Agnès Firmin-Le Bodo (/fr/; born 20 November 1968) is a French pharmacist and politician of the Horizons party who briefly served as Minister of Health and Prevention in the government of Prime Minister Élisabeth Borne from 2023 to 2024. She was elected as a member of the National Assembly in the 2017 elections, representing the Seine-Maritime's 7th constituency.

== Political career ==
In November 2017, Firmin-Le Bodo left The Republicans (LR) and joined the new Agir party. In 2021, she also joined Horizons, the political party founded by former Prime Minister Édouard Philippe, and was appointed its spokeswoman in December 2021. Following Horizons' failed merger with Agir, she left the latter.

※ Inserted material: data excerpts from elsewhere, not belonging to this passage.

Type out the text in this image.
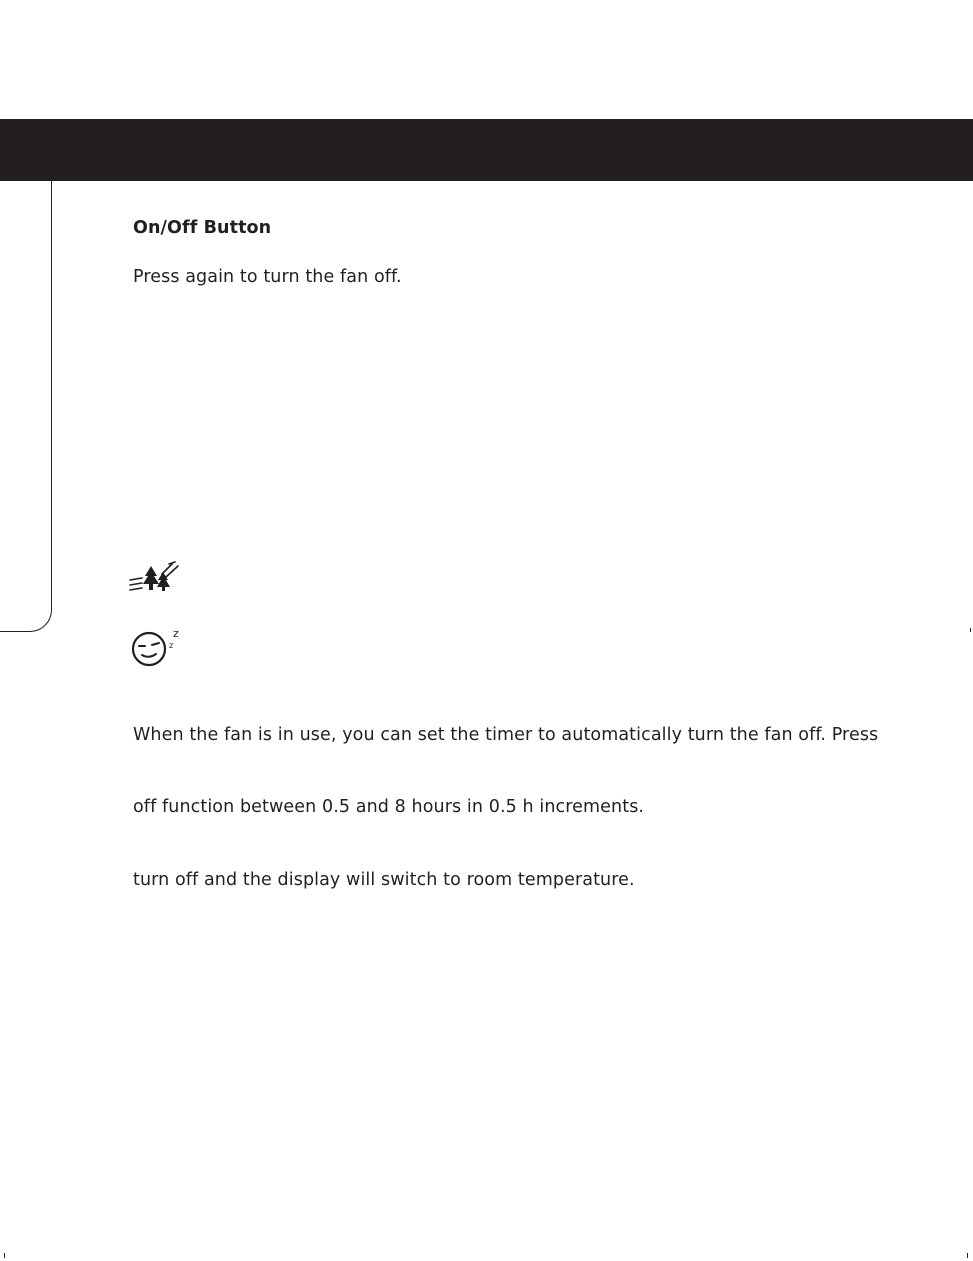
On/Off Button
Press again to turn the fan off.
z
z
When the fan is in use, you can set the timer to automatically turn the fan off. Press
off function between 0.5 and 8 hours in 0.5 h increments.
turn off and the display will switch to room temperature.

In parliament, Firmin-Le Bodo served on the Committee on Social Affairs. In addition to her committee assignments, she was part of the French-American Parliamentary Friendship Group and the French-Australian Parliamentary Friendship Group.

== Controversy ==
During the COVID-19 pandemic in France, Firmin-Le Bodo received death threats for her support of vaccine passports.

In late 2023, Firmin-Le Bodo is suspected of having failed to declare over €20,000 worth of undisclosed gifts — including watches, bottles of champagne, smartphones and a television — from Laboratoires Urgo between 2015 and 2020, when she was working as a pharmacist in Normandy, according to an investigation by French website Mediapart.